Everyone began to panic when production on the first episode was about to begin and the location was in flux.

"After months of scouting, our location manager had picked out some streets that looked curious to him from a satellite photo of the town of Fillmore, which is in Ventura County," says Olsen. "It was this tiny little pocket that looked different from the surrounding areas."

From the photos, they could tell that the houses weren't stucco and were smaller than most homes in the area. "They were wooden facades rather than brick and stone," says Olsen. "It looked from the satellite photo like what we were going for."

The location manager checked out the streets and found exactly what the production needed -- sort of "Blue Velvet" meets "Edward Scissorhands."

"It is this tiny little enclave of about 16 or 17 houses on four streets with a series of cul-desacs against the mountains in the town of Fillmore," says Olsen.

"We didn't want it to be too tract-home-like, we wanted this very charming and very sparsely populated neighborhood," adds Scheffer.

Little had to be done to modify the street and the exteriors to make it Salt Lake City specific. "There was one palm tree in a house that we had to have removed," says Olsen. "There was an orange grove at the end of the street. We had to pluck the oranges from that."

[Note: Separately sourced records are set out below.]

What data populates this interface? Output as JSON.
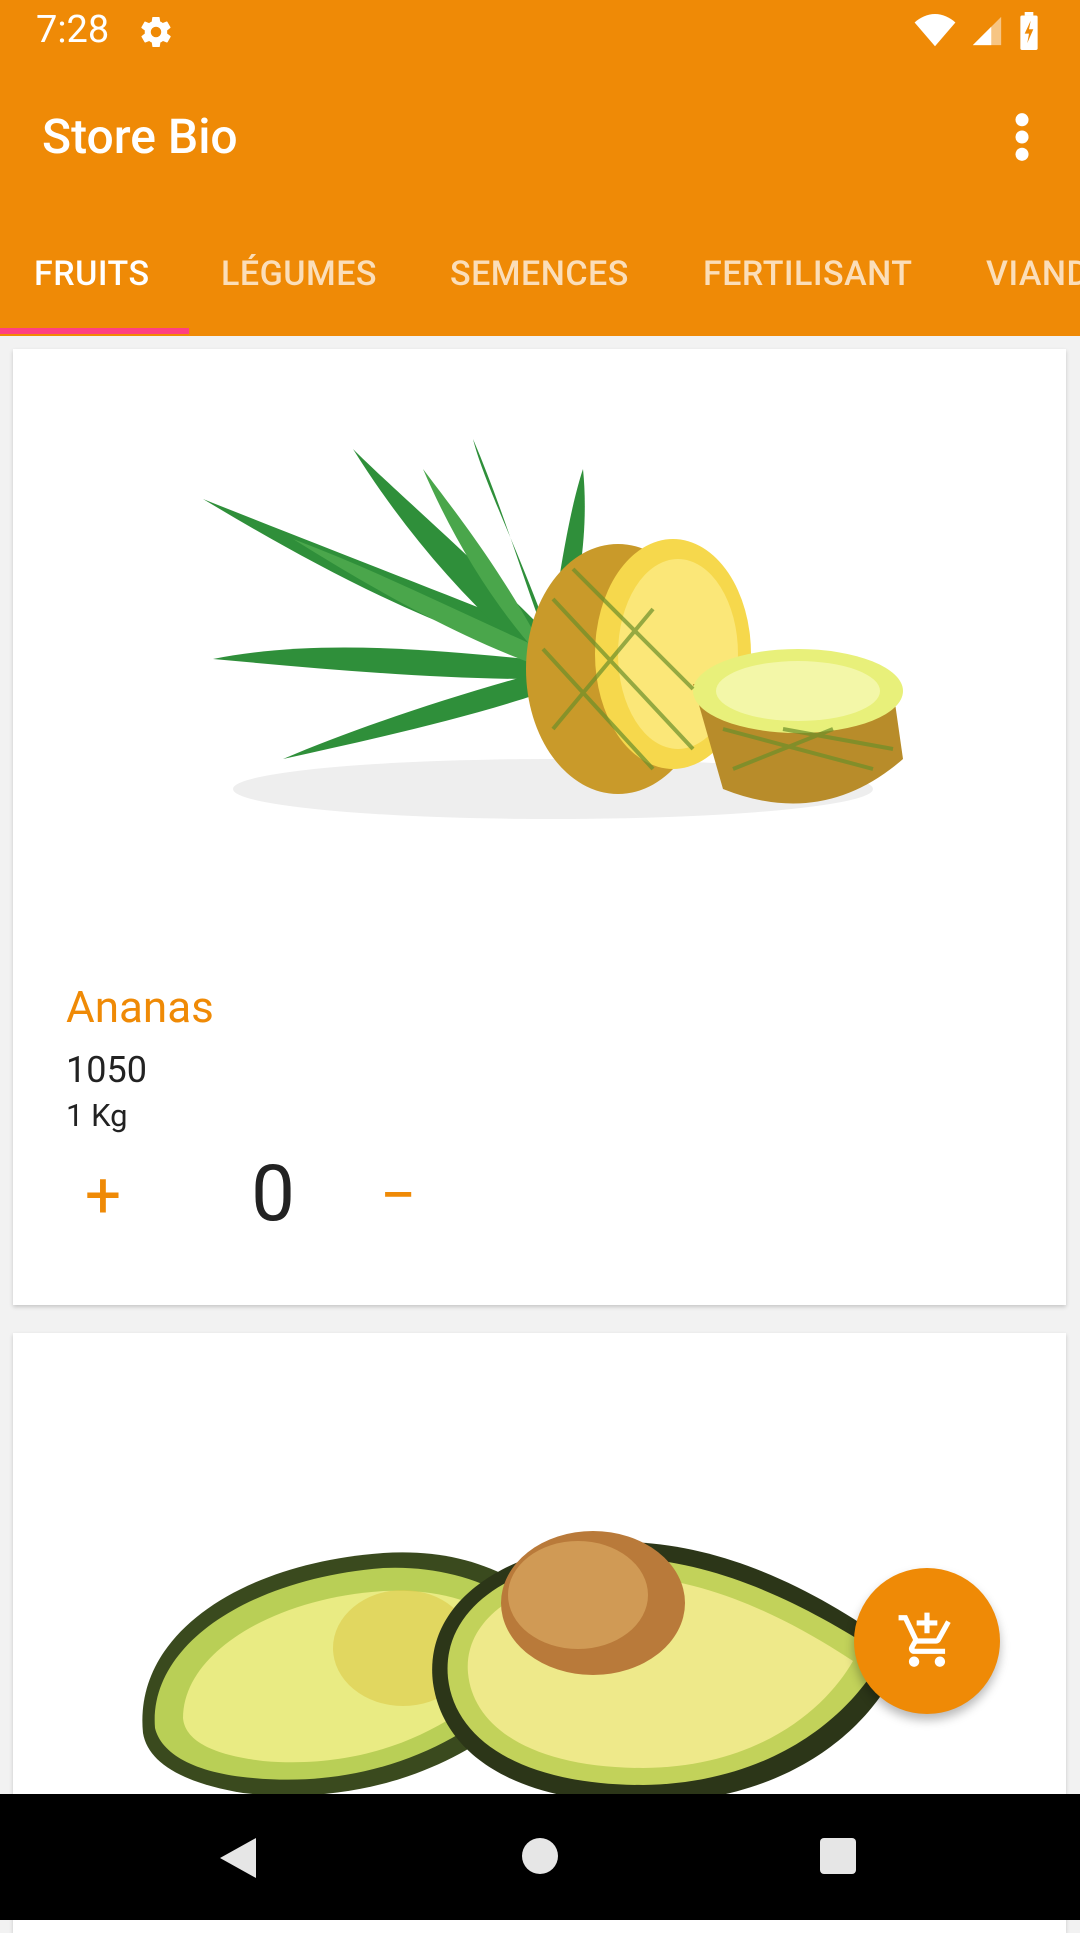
{
  "status_bar": {
    "time": "7:28"
  },
  "app_bar": {
    "title": "Store Bio"
  },
  "tabs": [
    {
      "label": "FRUITS",
      "active": true
    },
    {
      "label": "LÉGUMES",
      "active": false
    },
    {
      "label": "SEMENCES",
      "active": false
    },
    {
      "label": "FERTILISANT",
      "active": false
    },
    {
      "label": "VIAND",
      "active": false
    }
  ],
  "products": [
    {
      "name": "Ananas",
      "price": "1050",
      "unit": "1 Kg",
      "quantity": "0",
      "plus_label": "+",
      "minus_label": "−",
      "image": "pineapple-image"
    },
    {
      "image": "avocado-image"
    }
  ],
  "colors": {
    "primary": "#ef8a06",
    "accent": "#ff4081"
  },
  "icons": [
    "gear-icon",
    "wifi-icon",
    "signal-icon",
    "battery-icon",
    "more-vert-icon",
    "add-shopping-cart-icon",
    "back-icon",
    "home-icon",
    "recents-icon"
  ]
}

The series shot in the neighborhood every two weeks. "We have a great relationship [with the residents]," says Scheffer. "We are very careful to maintain it."

The interiors of the family's homes and the communal backyard -- the family has a husband and three wives, each with a separate house -- all were created by production designer Dan Bishop ("Carnivale") on a sound stage in Santa Clarita.

"We did not do a faithful re- creation of the front facades," says Olsen.

"We built the homes to accommodate our cameras and our [camera] moves. The backyard did not exist [on the real street].

Olsen says the exteriors are perfectly groomed and the backyard is in disarray and has yet to be sodded because in the story, the family had moved in just three months earlier.

"They tore down the walls that separated the houses," says Scheffer. "It is very much in a state of limbo They have gotten to the point of tearing it apart and putting it back together. It is very much like their lives."

"The psychology works for us on so many levels," says Olsen. "It is the facade we present to the world, but our reality is a bit messier."